Stock crash hits Saudi plan to spread oil wealth

It was meant to be Saudi Arabia's bold attempt to more fairly distribute the vast wealth of another oil boom. But mass share-ownership has ended in tears for many ordinary Saudis. Hundreds of thousands got their fingers burnt in a stock market crash...

It was meant to be Saudi Arabia's bold attempt to more fairly distribute the vast wealth of another oil boom. But mass share-ownership has ended in tears for many ordinary Saudis.

Hundreds of thousands got their fingers burnt in a stock market crash since February that has sheared some 40 per cent from the value of the Arab world's largest bourse.

Over the past three years up to nine million Saudis, or half the population, joined in the new national pastime of playing the market in a conservative desert state whose strict brand of Islam outlaws standard forms of gambling.

They were encouraged by a government that hoped the bourse would enable citizens to share in the economic boom that has come with a rise in world oil prices not seen since the 1970s and iron out some of the country's huge disparities of wealth.

Now they are hesitant to return to the market and - in an ironic twist - say Saudi Arabia's ultra-rich have abused an initiative aimed at helping the less well-off.

"The psychology has changed. Now no one is interested in the market, no one is going to put their money back there so easily," says Abdullah, a photographer who lost 400,000 riyals ($107,000) since investing five months ago.

Hoping to buy himself a fancy villa, Abdullah borrowed money from a bank and then added some of his wife's savings to his own, before placing 500,000 riyals in last year's boom market.

"The market regulator is to blame. It should not have allowed the market to go up so far and to let these people manipulate it at will. Ordinary folks like me lost, and what fault is it of ours?" he told Reuters.

The government and its Capital Markets Authority (CMA) have blamed the crash on wealthy, sophisticated speculators who drove prices to record levels over the past year, then pulled out of the market en masse when the CMA tried to impose order.

Before, the media raved about teachers and pupils skipping class to track their stock options and mind their portfolios. Now, they relate tales of bankruptcy, reclaimed houses and heart attacks in trading rooms.

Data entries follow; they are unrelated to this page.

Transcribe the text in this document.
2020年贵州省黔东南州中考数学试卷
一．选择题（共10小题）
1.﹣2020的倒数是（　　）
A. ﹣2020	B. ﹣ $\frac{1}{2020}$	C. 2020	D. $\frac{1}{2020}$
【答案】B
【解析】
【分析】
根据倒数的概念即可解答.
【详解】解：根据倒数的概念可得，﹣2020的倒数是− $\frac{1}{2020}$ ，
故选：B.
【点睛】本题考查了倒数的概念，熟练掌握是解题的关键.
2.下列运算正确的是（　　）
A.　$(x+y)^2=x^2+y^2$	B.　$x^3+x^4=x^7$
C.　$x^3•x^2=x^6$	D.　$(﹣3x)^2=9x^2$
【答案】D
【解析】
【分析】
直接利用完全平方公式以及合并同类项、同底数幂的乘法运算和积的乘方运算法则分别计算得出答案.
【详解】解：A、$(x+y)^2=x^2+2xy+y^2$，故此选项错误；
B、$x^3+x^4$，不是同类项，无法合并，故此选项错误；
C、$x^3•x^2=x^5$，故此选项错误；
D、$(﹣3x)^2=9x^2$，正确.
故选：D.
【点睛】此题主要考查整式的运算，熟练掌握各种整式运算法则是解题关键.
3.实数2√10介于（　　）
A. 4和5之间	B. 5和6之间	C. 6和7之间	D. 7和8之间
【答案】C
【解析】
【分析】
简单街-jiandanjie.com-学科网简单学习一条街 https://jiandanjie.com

"It has been incredibly negative. Marital relations have been hurt, people have neglected their jobs," said sociologist Azza al-Mehdar. "I know many who gave up working just so they could give all their time to playing the bourse." In an authoritarian state with no tolerance of public protest or room for political expression, thousands of Saudis have turned to Internet chat rooms to vent their anger.

"What started as a correction ended as a major theft of defenceless people by a mafia committing cold-hearted robbery," columnist Khaled al-Majed said on one website this week.

"The stock market is creating a rupture in society that will not be easily fixed. We are a people heading for poverty. What do we imagine our situation will be when this boom is over?"

Though there has been no danger to the country's wider economic health, the government has had to be seen acting to counter the deep sense of injustice.

King Abdullah, whose media persona is of a modernising father figure, issued a decree last Sunday cutting domestic fuel prices by around 30 per cent. The CMA has vowed to "out" speculators and revolutionise the market information flow.

The government says its project to involve as many as possible in ownership of national firms is still on track.

"It's still alive and the state is still encouraging citizens into the market," said Abdullah Shamasi, editor of economic magazine al-Eqtisadiah. "Even the 'professional investors' lost millions of riyals. We can't say that the speculators gained and the small guy lost. Everyone lost." For one prominent cleric, though, some Saudis are paying the price for having let greed eclipse their devotion to God.

"It's shameful that some good Muslims became so preoccupied with commerce and shares that they missed daily prayers and would only open the Quran once a week on a Friday," Sheikh Ayedh al-Gurni was quoted as saying at a lecture this week.

Yet Sheikh Gurni - a influential person in Saudi Arabia - was careful to give his blessing to entering the bourse.

"Show me the way to market!" he said, citing a saying by a companion of the Prophet Mohammad.